Dot plots are probably the oldest way of comparing sequences (Maizel and Lenk). A dot plot is a visual representation of the similarities between two sequenes. Each axis of a rectangular array represents one of the two sequenes to be compared. A window length is fixed, together with a criterion when two sequence windows are deemed to be similar. Whenever one one window in one sequene resembles another a window in the other sequence, a dot or short diagonal is drawn at the corresponding position of the array. Thus, when two sequenes share similarity over their entire length a diagonal line will extend from one corner of the dot plot to the diagonally opposite corner. If two sequences only share patches of similarity this will be revealed by diagonal stretches.

Figure 1 shows an example of a dot plot. There, the alpha chain of human hemoglobin is compared to the beta chain of human hemoglobin. For this computation, the window length was set to 31, matches and dismatches were assigned similarity values of +5 and -4 respectively. The grey values of the dots scale with the similarity of two windows. One can clearly discern a diagonal trace along the entire length of the two sequences. Note the jumps where this trace jumps to another diagonal of the array. These jumps correspond to position where one or the other sequence has more (or less) letters than the other one.

Figure 1: dot plot of two coding DNA-sequences: the alpha chain of human hemoglobin is assigned to the horizontal axis as the beta chain of human hemoglobin is assigned to the vertical axis (see also text). The dot plot was created by means of dotter.

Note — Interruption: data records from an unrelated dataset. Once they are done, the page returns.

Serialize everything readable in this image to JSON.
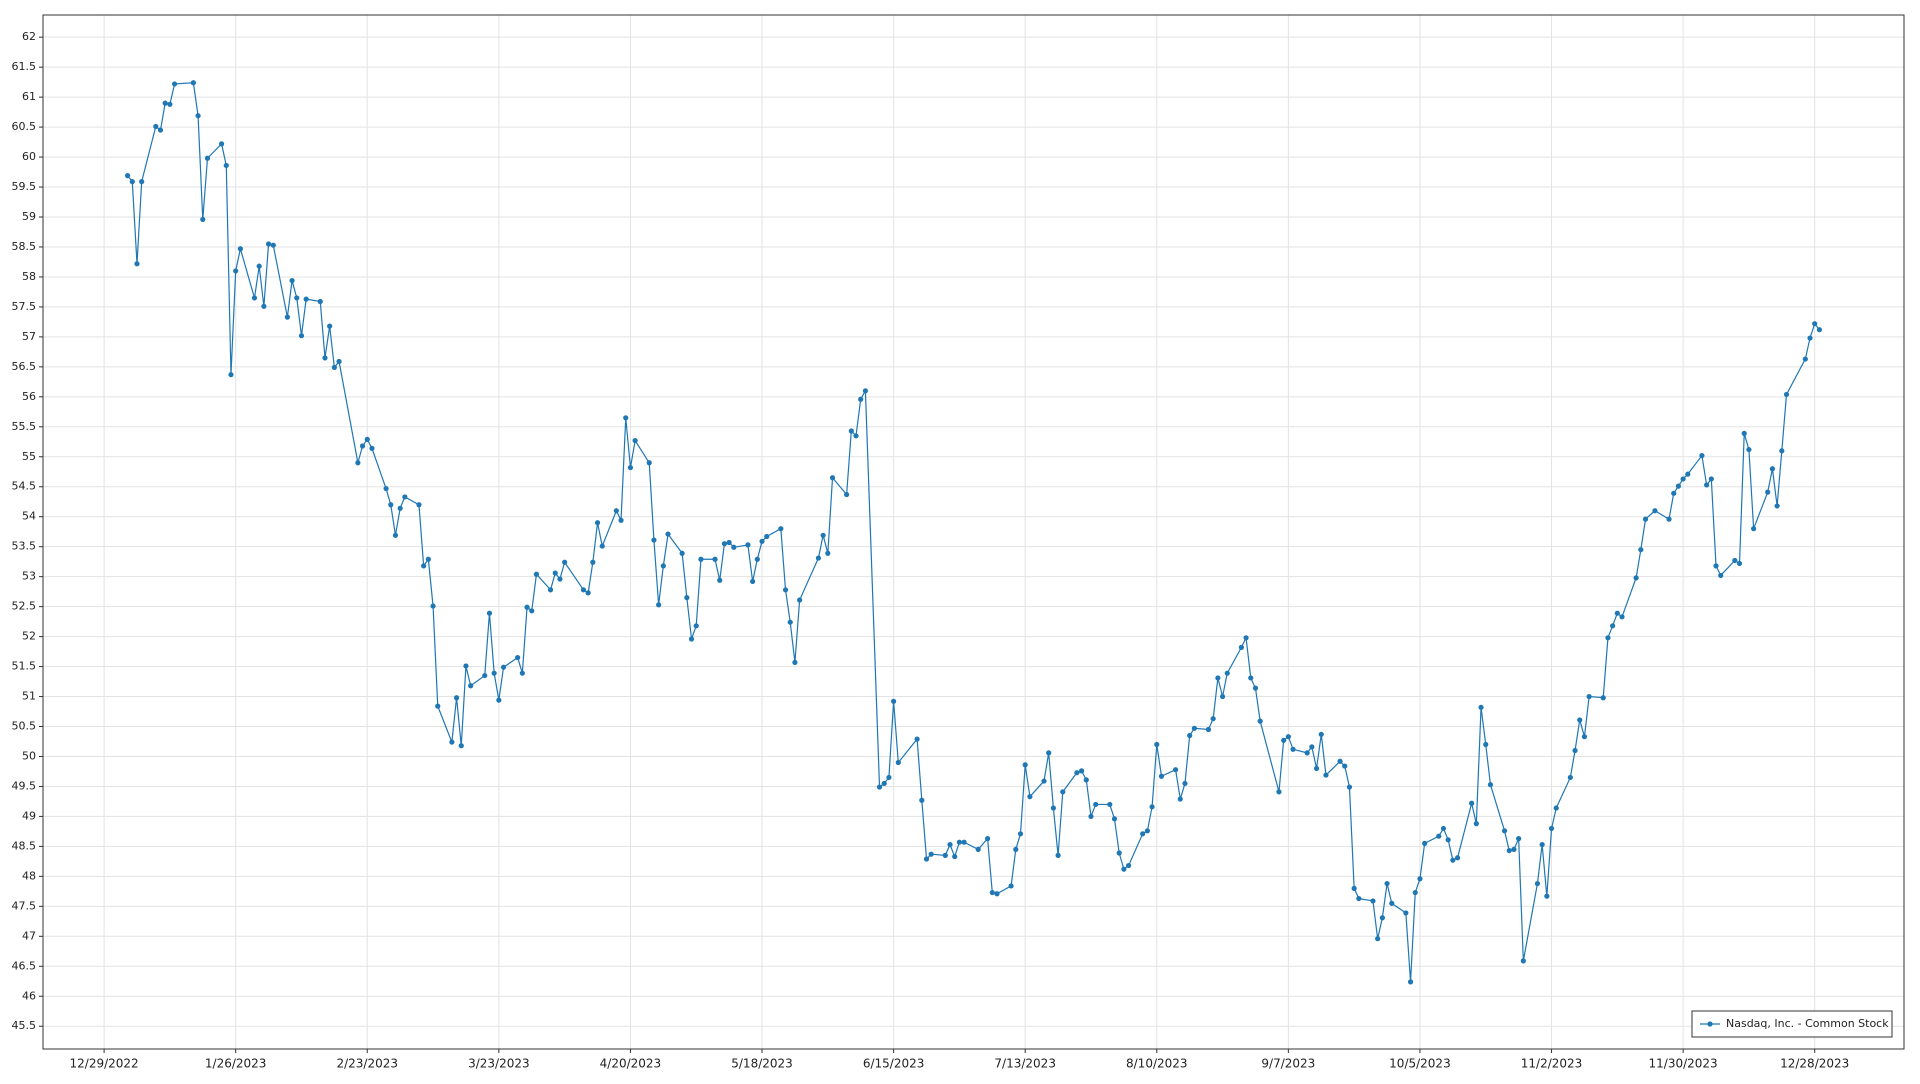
{
  "chart_data": {
    "type": "line",
    "grid": true,
    "legend": "lower right",
    "xlim": [
      "2022-12-16",
      "2024-01-16"
    ],
    "ylim": [
      45.12,
      62.37
    ],
    "xticks": [
      {
        "value": "2022-12-29",
        "label": "12/29/2022"
      },
      {
        "value": "2023-01-26",
        "label": "1/26/2023"
      },
      {
        "value": "2023-02-23",
        "label": "2/23/2023"
      },
      {
        "value": "2023-03-23",
        "label": "3/23/2023"
      },
      {
        "value": "2023-04-20",
        "label": "4/20/2023"
      },
      {
        "value": "2023-05-18",
        "label": "5/18/2023"
      },
      {
        "value": "2023-06-15",
        "label": "6/15/2023"
      },
      {
        "value": "2023-07-13",
        "label": "7/13/2023"
      },
      {
        "value": "2023-08-10",
        "label": "8/10/2023"
      },
      {
        "value": "2023-09-07",
        "label": "9/7/2023"
      },
      {
        "value": "2023-10-05",
        "label": "10/5/2023"
      },
      {
        "value": "2023-11-02",
        "label": "11/2/2023"
      },
      {
        "value": "2023-11-30",
        "label": "11/30/2023"
      },
      {
        "value": "2023-12-28",
        "label": "12/28/2023"
      }
    ],
    "yticks": [
      45.5,
      46,
      46.5,
      47,
      47.5,
      48,
      48.5,
      49,
      49.5,
      50,
      50.5,
      51,
      51.5,
      52,
      52.5,
      53,
      53.5,
      54,
      54.5,
      55,
      55.5,
      56,
      56.5,
      57,
      57.5,
      58,
      58.5,
      59,
      59.5,
      60,
      60.5,
      61,
      61.5,
      62
    ],
    "x": [
      "2023-01-03",
      "2023-01-04",
      "2023-01-05",
      "2023-01-06",
      "2023-01-09",
      "2023-01-10",
      "2023-01-11",
      "2023-01-12",
      "2023-01-13",
      "2023-01-17",
      "2023-01-18",
      "2023-01-19",
      "2023-01-20",
      "2023-01-23",
      "2023-01-24",
      "2023-01-25",
      "2023-01-26",
      "2023-01-27",
      "2023-01-30",
      "2023-01-31",
      "2023-02-01",
      "2023-02-02",
      "2023-02-03",
      "2023-02-06",
      "2023-02-07",
      "2023-02-08",
      "2023-02-09",
      "2023-02-10",
      "2023-02-13",
      "2023-02-14",
      "2023-02-15",
      "2023-02-16",
      "2023-02-17",
      "2023-02-21",
      "2023-02-22",
      "2023-02-23",
      "2023-02-24",
      "2023-02-27",
      "2023-02-28",
      "2023-03-01",
      "2023-03-02",
      "2023-03-03",
      "2023-03-06",
      "2023-03-07",
      "2023-03-08",
      "2023-03-09",
      "2023-03-10",
      "2023-03-13",
      "2023-03-14",
      "2023-03-15",
      "2023-03-16",
      "2023-03-17",
      "2023-03-20",
      "2023-03-21",
      "2023-03-22",
      "2023-03-23",
      "2023-03-24",
      "2023-03-27",
      "2023-03-28",
      "2023-03-29",
      "2023-03-30",
      "2023-03-31",
      "2023-04-03",
      "2023-04-04",
      "2023-04-05",
      "2023-04-06",
      "2023-04-10",
      "2023-04-11",
      "2023-04-12",
      "2023-04-13",
      "2023-04-14",
      "2023-04-17",
      "2023-04-18",
      "2023-04-19",
      "2023-04-20",
      "2023-04-21",
      "2023-04-24",
      "2023-04-25",
      "2023-04-26",
      "2023-04-27",
      "2023-04-28",
      "2023-05-01",
      "2023-05-02",
      "2023-05-03",
      "2023-05-04",
      "2023-05-05",
      "2023-05-08",
      "2023-05-09",
      "2023-05-10",
      "2023-05-11",
      "2023-05-12",
      "2023-05-15",
      "2023-05-16",
      "2023-05-17",
      "2023-05-18",
      "2023-05-19",
      "2023-05-22",
      "2023-05-23",
      "2023-05-24",
      "2023-05-25",
      "2023-05-26",
      "2023-05-30",
      "2023-05-31",
      "2023-06-01",
      "2023-06-02",
      "2023-06-05",
      "2023-06-06",
      "2023-06-07",
      "2023-06-08",
      "2023-06-09",
      "2023-06-12",
      "2023-06-13",
      "2023-06-14",
      "2023-06-15",
      "2023-06-16",
      "2023-06-20",
      "2023-06-21",
      "2023-06-22",
      "2023-06-23",
      "2023-06-26",
      "2023-06-27",
      "2023-06-28",
      "2023-06-29",
      "2023-06-30",
      "2023-07-03",
      "2023-07-05",
      "2023-07-06",
      "2023-07-07",
      "2023-07-10",
      "2023-07-11",
      "2023-07-12",
      "2023-07-13",
      "2023-07-14",
      "2023-07-17",
      "2023-07-18",
      "2023-07-19",
      "2023-07-20",
      "2023-07-21",
      "2023-07-24",
      "2023-07-25",
      "2023-07-26",
      "2023-07-27",
      "2023-07-28",
      "2023-07-31",
      "2023-08-01",
      "2023-08-02",
      "2023-08-03",
      "2023-08-04",
      "2023-08-07",
      "2023-08-08",
      "2023-08-09",
      "2023-08-10",
      "2023-08-11",
      "2023-08-14",
      "2023-08-15",
      "2023-08-16",
      "2023-08-17",
      "2023-08-18",
      "2023-08-21",
      "2023-08-22",
      "2023-08-23",
      "2023-08-24",
      "2023-08-25",
      "2023-08-28",
      "2023-08-29",
      "2023-08-30",
      "2023-08-31",
      "2023-09-01",
      "2023-09-05",
      "2023-09-06",
      "2023-09-07",
      "2023-09-08",
      "2023-09-11",
      "2023-09-12",
      "2023-09-13",
      "2023-09-14",
      "2023-09-15",
      "2023-09-18",
      "2023-09-19",
      "2023-09-20",
      "2023-09-21",
      "2023-09-22",
      "2023-09-25",
      "2023-09-26",
      "2023-09-27",
      "2023-09-28",
      "2023-09-29",
      "2023-10-02",
      "2023-10-03",
      "2023-10-04",
      "2023-10-05",
      "2023-10-06",
      "2023-10-09",
      "2023-10-10",
      "2023-10-11",
      "2023-10-12",
      "2023-10-13",
      "2023-10-16",
      "2023-10-17",
      "2023-10-18",
      "2023-10-19",
      "2023-10-20",
      "2023-10-23",
      "2023-10-24",
      "2023-10-25",
      "2023-10-26",
      "2023-10-27",
      "2023-10-30",
      "2023-10-31",
      "2023-11-01",
      "2023-11-02",
      "2023-11-03",
      "2023-11-06",
      "2023-11-07",
      "2023-11-08",
      "2023-11-09",
      "2023-11-10",
      "2023-11-13",
      "2023-11-14",
      "2023-11-15",
      "2023-11-16",
      "2023-11-17",
      "2023-11-20",
      "2023-11-21",
      "2023-11-22",
      "2023-11-24",
      "2023-11-27",
      "2023-11-28",
      "2023-11-29",
      "2023-11-30",
      "2023-12-01",
      "2023-12-04",
      "2023-12-05",
      "2023-12-06",
      "2023-12-07",
      "2023-12-08",
      "2023-12-11",
      "2023-12-12",
      "2023-12-13",
      "2023-12-14",
      "2023-12-15",
      "2023-12-18",
      "2023-12-19",
      "2023-12-20",
      "2023-12-21",
      "2023-12-22",
      "2023-12-26",
      "2023-12-27",
      "2023-12-28",
      "2023-12-29"
    ],
    "series": [
      {
        "name": "Nasdaq, Inc. - Common Stock",
        "color": "#1f77b4",
        "values": [
          59.69,
          59.59,
          58.22,
          59.59,
          60.51,
          60.45,
          60.9,
          60.88,
          61.22,
          61.24,
          60.69,
          58.96,
          59.98,
          60.22,
          59.86,
          56.37,
          58.1,
          58.47,
          57.65,
          58.18,
          57.51,
          58.55,
          58.53,
          57.33,
          57.94,
          57.65,
          57.02,
          57.63,
          57.59,
          56.65,
          57.18,
          56.49,
          56.59,
          54.9,
          55.18,
          55.29,
          55.14,
          54.47,
          54.2,
          53.69,
          54.14,
          54.33,
          54.2,
          53.18,
          53.29,
          52.51,
          50.84,
          50.24,
          50.98,
          50.18,
          51.51,
          51.18,
          51.35,
          52.39,
          51.39,
          50.94,
          51.49,
          51.65,
          51.39,
          52.49,
          52.43,
          53.04,
          52.78,
          53.06,
          52.96,
          53.24,
          52.78,
          52.73,
          53.24,
          53.9,
          53.51,
          54.1,
          53.94,
          55.65,
          54.82,
          55.27,
          54.9,
          53.61,
          52.53,
          53.18,
          53.71,
          53.39,
          52.65,
          51.96,
          52.18,
          53.29,
          53.29,
          52.94,
          53.55,
          53.57,
          53.49,
          53.53,
          52.92,
          53.29,
          53.59,
          53.67,
          53.8,
          52.78,
          52.24,
          51.57,
          52.61,
          53.31,
          53.69,
          53.39,
          54.65,
          54.37,
          55.43,
          55.35,
          55.96,
          56.1,
          49.49,
          49.55,
          49.65,
          50.92,
          49.9,
          50.29,
          49.27,
          48.29,
          48.37,
          48.35,
          48.53,
          48.33,
          48.57,
          48.57,
          48.45,
          48.63,
          47.73,
          47.71,
          47.84,
          48.45,
          48.71,
          49.86,
          49.33,
          49.59,
          50.06,
          49.14,
          48.35,
          49.41,
          49.73,
          49.76,
          49.61,
          49.0,
          49.2,
          49.2,
          48.96,
          48.39,
          48.12,
          48.18,
          48.71,
          48.76,
          49.16,
          50.2,
          49.67,
          49.78,
          49.29,
          49.55,
          50.35,
          50.47,
          50.45,
          50.63,
          51.31,
          51.0,
          51.39,
          51.82,
          51.98,
          51.31,
          51.14,
          50.59,
          49.41,
          50.27,
          50.33,
          50.12,
          50.06,
          50.16,
          49.8,
          50.37,
          49.69,
          49.92,
          49.84,
          49.49,
          47.8,
          47.63,
          47.59,
          46.96,
          47.31,
          47.88,
          47.55,
          47.39,
          46.24,
          47.73,
          47.96,
          48.55,
          48.67,
          48.8,
          48.61,
          48.27,
          48.31,
          49.22,
          48.88,
          50.82,
          50.2,
          49.53,
          48.76,
          48.43,
          48.45,
          48.63,
          46.59,
          47.88,
          48.53,
          47.67,
          48.8,
          49.14,
          49.65,
          50.1,
          50.61,
          50.33,
          51.0,
          50.98,
          51.98,
          52.18,
          52.39,
          52.33,
          52.98,
          53.45,
          53.96,
          54.1,
          53.96,
          54.39,
          54.51,
          54.63,
          54.71,
          55.02,
          54.53,
          54.63,
          53.18,
          53.02,
          53.27,
          53.22,
          55.39,
          55.12,
          53.8,
          54.41,
          54.8,
          54.18,
          55.1,
          56.04,
          56.63,
          56.98,
          57.22,
          57.12
        ]
      }
    ]
  }
}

Dot plots are a very powerful method of comparing two sequences. They do not predispose the analyis in any way such that they constitute the ideal first-pass analysis method. Based on the dot plot the user can decide whether he deals with a case of global, i.e. beginning-to-end similarity, or local similarity. Local similarity denotes the existence of similar regions between two sequences that are embedded in the overall sequences which lack similarity. Sequences may contain regions of self-similarity which are frequently termed internal repeats. A dot plot comparison of the sequence will itself will reveal internal repeats by displaying several parallel diagonals.

exercise 1

Instead of simply deciding when two windows are similar a qualitiy function may be defined. In the simplest case, this could be the number of matches in the window. For amino acid sequences the physical relatedness between amino acids may give rise to a quantification of the similarity of two windows. For example, when a similarity matrix on the amino acids (like the Dayhoff matrix, see below) is used one might sum up these values along the window. However, when this similarity matrix contains unequal values for exact matches this leads to exactly matching windows of different quality. The dot plot methods of Argos and Patthy are intricate designs that reflect the physical relatedness of amino acids. The program dotter - which can be downloaded from the EBI ftp server - is an X-windows based program that allows to display dot plots for DNA, for proteins, and for comparison of DNA to protein.